<

Airflow dynamic DAG graph flow changes at run time.

I have recently been working on as project which involved Airflow, and the project required a dynamic workflow.

The project went something along the lines of:

  • Remove old files from S3 bucket
  • Scan SFTP location to get a list of files
  • For each file, upload file into S3
  • Remove files from SFTP

One of the complexities with airflow, is that the DAG workflow is created at design time, so cannot be changed at runtime. Since I don’t know how many files I need to upload (I do know that it’s over 100 files, so serial upload is out of the question), I want this to happen in parallel, I needed to find a solution.

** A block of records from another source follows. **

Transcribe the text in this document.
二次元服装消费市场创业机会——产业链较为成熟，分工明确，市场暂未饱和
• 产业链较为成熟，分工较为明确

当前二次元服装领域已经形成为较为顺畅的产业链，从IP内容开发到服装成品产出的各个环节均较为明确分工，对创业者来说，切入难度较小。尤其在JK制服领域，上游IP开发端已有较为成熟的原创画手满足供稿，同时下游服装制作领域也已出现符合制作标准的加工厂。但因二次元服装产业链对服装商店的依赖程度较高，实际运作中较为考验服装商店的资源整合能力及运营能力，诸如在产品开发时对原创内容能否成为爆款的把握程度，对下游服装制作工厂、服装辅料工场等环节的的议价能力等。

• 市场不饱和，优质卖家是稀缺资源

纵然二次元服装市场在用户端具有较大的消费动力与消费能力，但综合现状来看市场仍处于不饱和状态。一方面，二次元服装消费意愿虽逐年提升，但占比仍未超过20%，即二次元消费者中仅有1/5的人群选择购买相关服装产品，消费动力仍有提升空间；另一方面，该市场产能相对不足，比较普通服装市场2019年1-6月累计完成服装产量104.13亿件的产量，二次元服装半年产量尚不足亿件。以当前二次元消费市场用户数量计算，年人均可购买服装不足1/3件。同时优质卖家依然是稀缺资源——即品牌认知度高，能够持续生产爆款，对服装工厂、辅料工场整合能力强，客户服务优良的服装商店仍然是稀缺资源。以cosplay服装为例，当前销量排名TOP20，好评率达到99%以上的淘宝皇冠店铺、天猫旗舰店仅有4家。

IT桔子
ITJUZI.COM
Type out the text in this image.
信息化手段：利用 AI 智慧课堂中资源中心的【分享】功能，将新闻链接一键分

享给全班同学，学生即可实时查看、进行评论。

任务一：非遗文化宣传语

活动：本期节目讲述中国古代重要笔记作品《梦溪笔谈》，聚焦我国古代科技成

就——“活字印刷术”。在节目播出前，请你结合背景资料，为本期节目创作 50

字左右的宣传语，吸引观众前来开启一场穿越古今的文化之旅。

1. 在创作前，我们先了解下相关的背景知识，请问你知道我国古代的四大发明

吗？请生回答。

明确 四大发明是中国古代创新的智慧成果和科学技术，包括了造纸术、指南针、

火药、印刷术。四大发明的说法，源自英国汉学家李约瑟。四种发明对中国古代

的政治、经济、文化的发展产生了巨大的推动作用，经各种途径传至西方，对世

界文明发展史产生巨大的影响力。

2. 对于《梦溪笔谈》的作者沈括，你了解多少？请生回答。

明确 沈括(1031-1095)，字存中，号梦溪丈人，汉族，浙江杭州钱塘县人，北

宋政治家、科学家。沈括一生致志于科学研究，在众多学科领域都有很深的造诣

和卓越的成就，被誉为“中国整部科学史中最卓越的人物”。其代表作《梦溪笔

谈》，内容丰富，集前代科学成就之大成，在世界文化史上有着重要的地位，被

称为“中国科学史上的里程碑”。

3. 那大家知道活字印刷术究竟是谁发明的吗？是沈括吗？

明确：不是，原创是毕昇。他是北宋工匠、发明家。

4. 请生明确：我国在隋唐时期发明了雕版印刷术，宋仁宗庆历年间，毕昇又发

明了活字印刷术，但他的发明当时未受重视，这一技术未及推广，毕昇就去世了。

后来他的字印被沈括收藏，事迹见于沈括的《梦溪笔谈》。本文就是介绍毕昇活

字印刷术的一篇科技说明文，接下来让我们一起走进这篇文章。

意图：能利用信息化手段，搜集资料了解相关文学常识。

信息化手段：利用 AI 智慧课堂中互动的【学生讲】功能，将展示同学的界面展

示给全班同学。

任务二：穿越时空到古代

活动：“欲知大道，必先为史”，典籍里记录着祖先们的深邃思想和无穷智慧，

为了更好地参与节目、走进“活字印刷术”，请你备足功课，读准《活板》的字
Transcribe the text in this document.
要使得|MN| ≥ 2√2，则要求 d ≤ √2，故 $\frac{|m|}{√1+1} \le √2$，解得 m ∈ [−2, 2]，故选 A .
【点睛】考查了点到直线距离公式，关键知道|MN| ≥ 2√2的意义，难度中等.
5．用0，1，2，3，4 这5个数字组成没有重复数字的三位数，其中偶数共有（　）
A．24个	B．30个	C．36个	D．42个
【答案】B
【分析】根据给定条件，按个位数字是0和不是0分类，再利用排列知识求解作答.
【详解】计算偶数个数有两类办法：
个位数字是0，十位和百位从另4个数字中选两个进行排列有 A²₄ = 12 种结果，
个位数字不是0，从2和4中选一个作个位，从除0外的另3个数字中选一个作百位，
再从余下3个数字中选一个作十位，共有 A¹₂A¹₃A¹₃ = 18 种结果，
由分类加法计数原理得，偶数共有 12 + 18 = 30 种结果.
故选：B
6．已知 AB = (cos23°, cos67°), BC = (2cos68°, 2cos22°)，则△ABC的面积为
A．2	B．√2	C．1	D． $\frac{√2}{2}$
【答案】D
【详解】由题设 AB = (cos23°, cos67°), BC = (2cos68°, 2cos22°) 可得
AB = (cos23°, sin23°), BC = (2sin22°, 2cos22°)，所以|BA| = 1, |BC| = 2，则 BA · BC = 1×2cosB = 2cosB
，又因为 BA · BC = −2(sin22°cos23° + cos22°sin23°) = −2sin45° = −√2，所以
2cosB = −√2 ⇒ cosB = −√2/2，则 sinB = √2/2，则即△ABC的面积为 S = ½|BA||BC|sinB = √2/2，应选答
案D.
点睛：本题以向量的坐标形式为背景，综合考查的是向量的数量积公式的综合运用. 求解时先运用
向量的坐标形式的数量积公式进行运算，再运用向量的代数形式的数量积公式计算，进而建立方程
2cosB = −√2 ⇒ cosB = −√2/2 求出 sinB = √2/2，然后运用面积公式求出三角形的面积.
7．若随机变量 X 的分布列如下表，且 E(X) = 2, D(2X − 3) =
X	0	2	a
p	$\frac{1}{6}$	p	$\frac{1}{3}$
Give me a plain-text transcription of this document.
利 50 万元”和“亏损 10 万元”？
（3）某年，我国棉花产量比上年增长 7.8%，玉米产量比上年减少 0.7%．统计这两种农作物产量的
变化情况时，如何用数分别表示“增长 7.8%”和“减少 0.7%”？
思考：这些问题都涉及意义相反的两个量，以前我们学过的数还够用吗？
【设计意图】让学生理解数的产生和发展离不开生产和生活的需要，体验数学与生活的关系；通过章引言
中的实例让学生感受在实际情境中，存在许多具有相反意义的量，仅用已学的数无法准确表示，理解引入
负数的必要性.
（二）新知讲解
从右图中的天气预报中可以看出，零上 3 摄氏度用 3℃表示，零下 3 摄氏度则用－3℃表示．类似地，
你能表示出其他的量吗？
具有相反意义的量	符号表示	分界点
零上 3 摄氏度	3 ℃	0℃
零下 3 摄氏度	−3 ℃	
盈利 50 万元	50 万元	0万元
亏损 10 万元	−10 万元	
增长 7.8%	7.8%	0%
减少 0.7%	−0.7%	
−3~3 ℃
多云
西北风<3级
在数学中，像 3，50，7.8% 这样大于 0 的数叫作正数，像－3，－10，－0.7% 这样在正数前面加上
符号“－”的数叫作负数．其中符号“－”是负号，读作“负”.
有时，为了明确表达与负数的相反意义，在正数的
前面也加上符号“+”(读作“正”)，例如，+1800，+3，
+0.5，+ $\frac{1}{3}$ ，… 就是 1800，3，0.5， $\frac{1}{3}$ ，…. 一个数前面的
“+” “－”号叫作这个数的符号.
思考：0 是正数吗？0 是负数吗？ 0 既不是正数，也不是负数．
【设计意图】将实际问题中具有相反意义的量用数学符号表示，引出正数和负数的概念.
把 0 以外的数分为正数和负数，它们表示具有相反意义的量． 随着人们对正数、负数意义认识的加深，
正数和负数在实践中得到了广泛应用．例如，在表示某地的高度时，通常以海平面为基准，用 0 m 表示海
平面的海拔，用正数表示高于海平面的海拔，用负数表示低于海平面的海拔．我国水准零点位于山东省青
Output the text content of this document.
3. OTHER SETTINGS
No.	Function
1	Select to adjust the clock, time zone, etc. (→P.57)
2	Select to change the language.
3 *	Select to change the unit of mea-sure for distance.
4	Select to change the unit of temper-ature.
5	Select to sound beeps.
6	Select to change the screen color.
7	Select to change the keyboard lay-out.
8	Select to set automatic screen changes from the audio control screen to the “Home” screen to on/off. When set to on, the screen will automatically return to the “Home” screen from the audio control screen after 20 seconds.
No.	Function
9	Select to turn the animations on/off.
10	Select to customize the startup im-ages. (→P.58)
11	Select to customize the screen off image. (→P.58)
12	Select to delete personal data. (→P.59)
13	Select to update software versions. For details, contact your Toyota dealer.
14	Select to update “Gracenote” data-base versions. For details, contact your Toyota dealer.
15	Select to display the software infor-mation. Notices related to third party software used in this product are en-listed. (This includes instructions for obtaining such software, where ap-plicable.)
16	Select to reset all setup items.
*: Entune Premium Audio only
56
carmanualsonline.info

I managed to get around this limitation using variables. During setup, the dag does not have access to the execution context, so I was kind of left with the only option being variables. As part of the ‘Scan SFTP location to get a list of files’ task, I also set a variable containing the files, and as part of the DAG setup, I read this variable, creating a seperate task for each of the files that need to be uploaded.

There are a few cons using this method, if you skip the task ‘Scan SFTP location to get a list of files’ the list of files will be the previous iteration. There doesn’t seem to be a way to store information like this against the DAG run, this would be the ideal situation. Also the UI in airflow is a bit buggy using this technique, I noticed sometimes it would show before run and after run, which was weird, and also it means history for the files is not persisted in the Task or Graph view, although the logs are still available. It depends on how much you need this functionality.

Here is an example of how this was achieved:

start = DummyOperator(
    task_id='UploadFilesFromSFTPToS3',
    dag=subdag
)

start_upload_files = DummyOperator(
    task_id='StartUploadFiles'
)

end_upload_files = DummyOperator(
    task_id='EndUploadFiles'
)

config = Variable.get(dag_name, deserialize_json=True)
files_to_be_uploaded = config['files_to_be_uploaded']
upload_file_tasks = []
for file_name in files_to_be_uploaded:
    task = S3UploadOperator(
        task_id='SFTPMPUpload_{}'.format(file_name),
        sftp_conn=cfs_ssh_conn,
        default_args=default_args,
        dag=subdag
    )
    upload_file_tasks.append(task)

    # Here we assign the list of upload tasks dynamically (DAG design time)
    if len(upload_file_tasks) > 0:
        start_upload_files >> upload_file_tasks >> end_upload_files
    else:
        start_upload_files >> end_upload_files
        
def find_files_function():
    try:
        files = SFTPHook(ftp_conn_id=cfs_ssh_conn).list_directory(source_data_path)
    except Exception:
        files = []

    config = Variable.get(dag_name, deserialize_json=True)
    config['files_to_be_uploaded'] = files
    Variable.set(dag_name, json.dumps(config))

find_files = PythonOperator(
    task_id="FindFiles",
    python_callable=find_files_function,
    dag=subdag
)
start >> find_files >> start_upload_files >> end_upload_files

Written on February 6, 2020.